Sinkender Bundeszuschuss bei wachsenden Kosten
Der reale Wert des Bundeszuschusses an die GKV ist seit 2017 deutlich gesunken. Sein Anteil an den Gesamtausgaben der Krankenkassen fiel laut einer Studie der Hans-Böckler-Stiftung von rund 6,3 Prozent (2017) auf etwa 4,2 Prozent (2025). Das im Juli 2026 beschlossene GKV-Beitragssatzstabilisierungsgesetz sieht eine schrittweise Absenkung des Zuschusses auf 12,95 Milliarden Euro ab 2028 vor. Gleichzeitig soll die Bundesbeteiligung an der Versorgung von Grundsicherungsbeziehenden bis 2031 schrittweise auf 2,75 Milliarden Euro steigen. Der GKV-Spitzenverband hat wegen einer Unterfinanzierung von geschätzt zehn Milliarden Euro jährlich Klage erhoben.

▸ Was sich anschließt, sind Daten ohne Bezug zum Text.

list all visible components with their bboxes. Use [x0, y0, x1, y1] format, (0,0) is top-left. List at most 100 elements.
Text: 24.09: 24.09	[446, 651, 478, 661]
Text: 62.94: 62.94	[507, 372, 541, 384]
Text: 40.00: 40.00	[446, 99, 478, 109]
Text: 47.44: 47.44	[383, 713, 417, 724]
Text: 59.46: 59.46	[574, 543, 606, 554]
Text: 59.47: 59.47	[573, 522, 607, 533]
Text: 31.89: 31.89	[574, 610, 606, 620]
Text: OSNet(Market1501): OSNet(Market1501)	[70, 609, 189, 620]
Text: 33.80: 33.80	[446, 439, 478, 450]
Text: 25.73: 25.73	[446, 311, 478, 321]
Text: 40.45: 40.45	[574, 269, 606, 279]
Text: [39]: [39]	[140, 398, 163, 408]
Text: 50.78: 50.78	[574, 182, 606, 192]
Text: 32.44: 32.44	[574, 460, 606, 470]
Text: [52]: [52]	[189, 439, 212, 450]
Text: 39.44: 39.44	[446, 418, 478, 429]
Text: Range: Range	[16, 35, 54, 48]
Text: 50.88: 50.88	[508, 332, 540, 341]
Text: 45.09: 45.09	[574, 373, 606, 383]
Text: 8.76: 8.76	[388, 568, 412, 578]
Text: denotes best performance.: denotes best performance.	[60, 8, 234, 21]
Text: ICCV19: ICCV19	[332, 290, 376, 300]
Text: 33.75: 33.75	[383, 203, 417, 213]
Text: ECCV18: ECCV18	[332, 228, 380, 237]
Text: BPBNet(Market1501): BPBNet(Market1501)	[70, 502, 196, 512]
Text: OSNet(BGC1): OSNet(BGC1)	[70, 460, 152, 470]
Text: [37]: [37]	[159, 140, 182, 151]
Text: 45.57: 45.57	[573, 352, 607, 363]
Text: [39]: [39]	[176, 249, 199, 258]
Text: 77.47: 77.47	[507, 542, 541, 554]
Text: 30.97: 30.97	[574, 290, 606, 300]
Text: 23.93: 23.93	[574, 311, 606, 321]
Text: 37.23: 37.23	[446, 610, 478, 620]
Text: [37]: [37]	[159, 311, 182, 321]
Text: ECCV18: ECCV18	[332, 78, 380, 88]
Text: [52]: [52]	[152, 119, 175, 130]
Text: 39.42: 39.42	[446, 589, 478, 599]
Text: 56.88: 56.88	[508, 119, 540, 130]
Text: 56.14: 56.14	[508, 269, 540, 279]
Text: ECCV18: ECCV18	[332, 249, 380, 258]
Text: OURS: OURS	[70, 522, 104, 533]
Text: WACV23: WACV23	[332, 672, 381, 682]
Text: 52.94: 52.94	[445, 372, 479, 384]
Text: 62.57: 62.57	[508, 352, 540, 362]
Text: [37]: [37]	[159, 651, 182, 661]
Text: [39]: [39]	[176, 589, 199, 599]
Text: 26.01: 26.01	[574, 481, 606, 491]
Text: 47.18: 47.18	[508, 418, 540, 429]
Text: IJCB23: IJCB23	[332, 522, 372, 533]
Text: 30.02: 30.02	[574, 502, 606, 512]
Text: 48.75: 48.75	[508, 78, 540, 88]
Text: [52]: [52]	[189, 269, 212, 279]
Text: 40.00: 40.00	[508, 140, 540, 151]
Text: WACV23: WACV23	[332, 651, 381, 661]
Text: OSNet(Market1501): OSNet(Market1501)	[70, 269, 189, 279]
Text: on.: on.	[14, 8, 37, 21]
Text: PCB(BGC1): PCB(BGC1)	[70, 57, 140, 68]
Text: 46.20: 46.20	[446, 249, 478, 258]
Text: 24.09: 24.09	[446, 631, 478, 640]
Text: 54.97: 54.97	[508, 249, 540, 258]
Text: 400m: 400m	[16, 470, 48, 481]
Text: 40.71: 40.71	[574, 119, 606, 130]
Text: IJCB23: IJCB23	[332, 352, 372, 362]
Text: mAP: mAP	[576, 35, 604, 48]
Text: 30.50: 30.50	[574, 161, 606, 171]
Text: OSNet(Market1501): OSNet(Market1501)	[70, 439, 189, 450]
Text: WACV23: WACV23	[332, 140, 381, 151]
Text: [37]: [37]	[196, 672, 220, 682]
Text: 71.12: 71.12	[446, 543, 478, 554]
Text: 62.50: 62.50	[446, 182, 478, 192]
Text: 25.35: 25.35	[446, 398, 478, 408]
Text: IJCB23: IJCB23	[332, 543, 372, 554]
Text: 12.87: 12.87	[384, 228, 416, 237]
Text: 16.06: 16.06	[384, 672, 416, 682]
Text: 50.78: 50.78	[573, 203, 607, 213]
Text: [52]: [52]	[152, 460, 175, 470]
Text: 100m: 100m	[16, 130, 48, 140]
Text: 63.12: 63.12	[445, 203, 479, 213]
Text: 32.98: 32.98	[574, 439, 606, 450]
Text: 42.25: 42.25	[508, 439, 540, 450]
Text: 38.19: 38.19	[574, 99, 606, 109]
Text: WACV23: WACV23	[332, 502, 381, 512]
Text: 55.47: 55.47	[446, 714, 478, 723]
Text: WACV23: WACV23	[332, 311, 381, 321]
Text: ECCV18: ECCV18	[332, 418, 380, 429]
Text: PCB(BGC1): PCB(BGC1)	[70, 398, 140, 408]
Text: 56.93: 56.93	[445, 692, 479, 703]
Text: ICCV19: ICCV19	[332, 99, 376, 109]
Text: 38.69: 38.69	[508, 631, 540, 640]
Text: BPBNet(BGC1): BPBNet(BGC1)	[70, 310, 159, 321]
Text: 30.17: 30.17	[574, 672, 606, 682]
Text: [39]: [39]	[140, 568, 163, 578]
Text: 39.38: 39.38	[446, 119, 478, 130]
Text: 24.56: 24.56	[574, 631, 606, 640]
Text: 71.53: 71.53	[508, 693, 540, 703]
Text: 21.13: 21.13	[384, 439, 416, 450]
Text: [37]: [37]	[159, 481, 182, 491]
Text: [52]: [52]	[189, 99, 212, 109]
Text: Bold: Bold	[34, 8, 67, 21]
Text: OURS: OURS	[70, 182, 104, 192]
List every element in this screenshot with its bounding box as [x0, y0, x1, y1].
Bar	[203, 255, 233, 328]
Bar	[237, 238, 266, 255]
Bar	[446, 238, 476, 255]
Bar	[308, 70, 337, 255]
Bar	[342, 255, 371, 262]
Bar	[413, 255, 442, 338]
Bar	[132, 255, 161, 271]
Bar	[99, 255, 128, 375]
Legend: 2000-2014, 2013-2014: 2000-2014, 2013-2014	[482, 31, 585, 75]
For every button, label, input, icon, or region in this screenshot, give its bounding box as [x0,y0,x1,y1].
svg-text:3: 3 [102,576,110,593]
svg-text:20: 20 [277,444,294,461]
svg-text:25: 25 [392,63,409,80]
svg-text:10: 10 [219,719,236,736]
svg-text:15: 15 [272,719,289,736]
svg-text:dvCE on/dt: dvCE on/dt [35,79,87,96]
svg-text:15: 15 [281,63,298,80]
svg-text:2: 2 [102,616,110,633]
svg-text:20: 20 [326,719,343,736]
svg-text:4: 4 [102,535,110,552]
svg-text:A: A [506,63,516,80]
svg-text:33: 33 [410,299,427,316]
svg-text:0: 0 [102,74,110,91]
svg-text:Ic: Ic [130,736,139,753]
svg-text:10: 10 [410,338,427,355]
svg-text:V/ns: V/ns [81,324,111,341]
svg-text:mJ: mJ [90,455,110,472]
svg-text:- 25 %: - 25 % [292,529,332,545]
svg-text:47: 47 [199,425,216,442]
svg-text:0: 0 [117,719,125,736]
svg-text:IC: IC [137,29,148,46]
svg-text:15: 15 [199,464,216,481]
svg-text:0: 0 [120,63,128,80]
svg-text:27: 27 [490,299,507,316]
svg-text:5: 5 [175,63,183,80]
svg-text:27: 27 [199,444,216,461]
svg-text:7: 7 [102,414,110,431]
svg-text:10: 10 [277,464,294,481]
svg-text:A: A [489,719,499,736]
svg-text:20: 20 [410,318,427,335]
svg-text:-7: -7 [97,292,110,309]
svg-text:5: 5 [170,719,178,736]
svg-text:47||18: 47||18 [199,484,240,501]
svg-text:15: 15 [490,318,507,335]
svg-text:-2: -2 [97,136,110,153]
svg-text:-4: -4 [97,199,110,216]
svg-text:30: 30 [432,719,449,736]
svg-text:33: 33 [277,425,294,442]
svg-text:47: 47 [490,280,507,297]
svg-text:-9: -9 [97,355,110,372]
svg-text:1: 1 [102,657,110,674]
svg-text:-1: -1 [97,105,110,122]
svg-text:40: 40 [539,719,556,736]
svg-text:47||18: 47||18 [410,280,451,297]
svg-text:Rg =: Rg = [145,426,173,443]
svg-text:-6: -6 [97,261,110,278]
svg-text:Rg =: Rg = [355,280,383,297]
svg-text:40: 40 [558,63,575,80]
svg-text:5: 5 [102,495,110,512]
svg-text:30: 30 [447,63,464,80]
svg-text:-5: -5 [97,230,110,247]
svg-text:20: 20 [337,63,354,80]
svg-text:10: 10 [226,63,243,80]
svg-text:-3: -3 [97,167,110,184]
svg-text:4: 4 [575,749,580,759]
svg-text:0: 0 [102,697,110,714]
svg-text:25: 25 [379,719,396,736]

Stark abweichende Schätzungen zum Volumen
Je nach Definition und Methodik kommen Studien zu sehr unterschiedlichen Ergebnissen. Der Bundesrechnungshof bezifferte die Ausgaben in den PauschAV-Kategorien für 2019 auf rund 5,4 Milliarden Euro. Das Wissenschaftliche Institut WIG2 errechnete für 2016 ein Gesamtvolumen von über 56 Milliarden Euro, für 2023 rund 43 Milliarden Euro. Die Hans-Böckler-Stiftung ermittelte potenziell als versicherungsfremd einzustufende Leistungen von insgesamt gut 64 Milliarden Euro. In der Pflegeversicherung werden unter anderem Rentenversicherungsbeiträge für pflegende Angehörige (rund 4 Milliarden Euro jährlich) sowie Coronakosten von etwa 6 Milliarden Euro als versicherungsfremd eingestuft.
Kontroverse in Rechtsprechung und Wissenschaft
Das Bundesverfassungsgericht betont die strikte Zweckbindung von Sozialversicherungsbeiträgen, lässt aber einen sozialen Ausgleich innerhalb des Systems zu. In der Wissenschaft stehen sich ein enges und ein weites Verständnis gegenüber. Vertreter des engen Ansatzes halten den Begriff für irreführend, da Solidarleistungen zum Wesen der Sozialversicherung gehörten. Vertreter des weiten Ansatzes fordern klare Kriterien – etwa nach Mitgliedschaft, Leistungszweck oder Wirkungsbereich – um gesamtgesellschaftliche Aufgaben aus Steuermitteln zu finanzieren.